Hope can be spurred by the most surprising things. The Indian law on the Panchayats, the fourth tier of government at the village level, prescribed that compulsorily, women should head the Panchayats in one third of the villages at every election by revolving roster.
After several years had elapsed, research showed that that this legal requirement had resulted in a clear effect on the communities’ attitude to the education of girls.
Previously, in the community studied, prior to the compulsory requirement that the Panchayats be headed by a woman, both parents and children had far more modest education and career goals for girls than for boys.
Girls were expected to get much less schooling, stay at home and do the biding of their in-laws. But within a few years of exposure to a female-headed Panchayat in their village led to a striking degree of convergence between the educational goals and aspirations for sons and daughters.
The opportunity and possibility of their daughter some day in the future actually heading the local Panchayat seemed to have expanded the girls’ and their parents and male siblings sense of a life beyond the traditional domestic drudgery.
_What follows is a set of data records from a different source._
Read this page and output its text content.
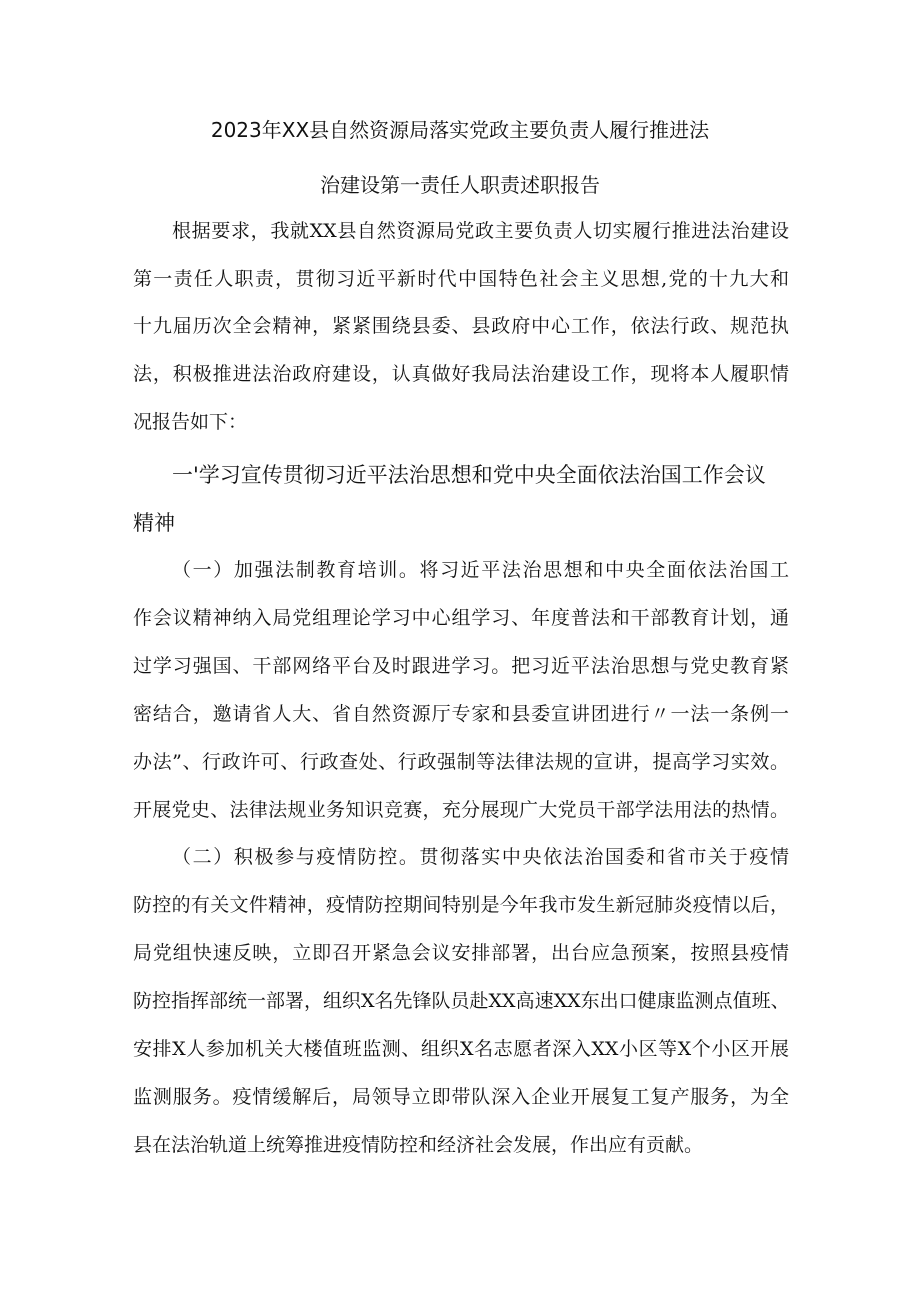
2023年XX县自然资源局落实党政主要负责人履行推进法
治建设第一责任人职责述职报告
根据要求，我就XX县自然资源局党政主要负责人切实履行推进法治建设
第一责任人职责，贯彻习近平新时代中国特色社会主义思想,党的十九大和
十九届历次全会精神，紧紧围绕县委、县政府中心工作，依法行政、规范执
法，积极推进法治政府建设，认真做好我局法治建设工作，现将本人履职情
况报告如下：
一'学习宣传贯彻习近平法治思想和党中央全面依法治国工作会议
精神
（一）加强法制教育培训。将习近平法治思想和中央全面依法治国工
作会议精神纳入局党组理论学习中心组学习、年度普法和干部教育计划，通
过学习强国、干部网络平台及时跟进学习。把习近平法治思想与党史教育紧
密结合，邀请省人大、省自然资源厅专家和县委宣讲团进行〃一法一条例一
办法”、行政许可、行政查处、行政强制等法律法规的宣讲，提高学习实效。
开展党史、法律法规业务知识竞赛，充分展现广大党员干部学法用法的热情。
（二）积极参与疫情防控。贯彻落实中央依法治国委和省市关于疫情
防控的有关文件精神，疫情防控期间特别是今年我市发生新冠肺炎疫情以后，
局党组快速反映，立即召开紧急会议安排部署，出台应急预案，按照县疫情
防控指挥部统一部署，组织X名先锋队员赴XX高速XX东出口健康监测点值班、
安排X人参加机关大楼值班监测、组织X名志愿者深入XX小区等X个小区开展
监测服务。疫情缓解后，局领导立即带队深入企业开展复工复产服务，为全
县在法治轨道上统筹推进疫情防控和经济社会发展，作出应有贡献。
It was really worthwhile investing in the education of the daughter – she now had the potential to be the head of the village Panchayat! A classic example of the ‘Law of Unexpected Consequences’ if there was ever one!
It should be noted that a senior British Law Lord has said that “after 30 years on the Bench, the only law that I really believe in is the Law of Unexpected Consequences”!
The debate on whether it is micro credit or micro grants, seems to hinge on the level of capacity of the beneficiaries. If they are desperately poor, then targeted micro grants, one-off and supported by a stipend for a limited time, effective monitoring and training may be best.
But if an income generating activity already exists, a collateral free micro loan, at market rates, compared to the money lenders usurious rates, combined with the support of a peer group and promotion of savings seems the way to go.
The difference between the Bandhan experiment and the Samurdhi scheme is that, while Bandhan was a one-off micro grant, Samurdhi gives a regular monthly payment, without a time limit which creates a dependency and negates self reliance.
(The writer is a lawyer, who has over 30 years experience as a CEO in both government and private sectors. He retired from the office of Secretary, Ministry of Finance and currently is the Managing Director of the Sri Lanka Business Development Centre.)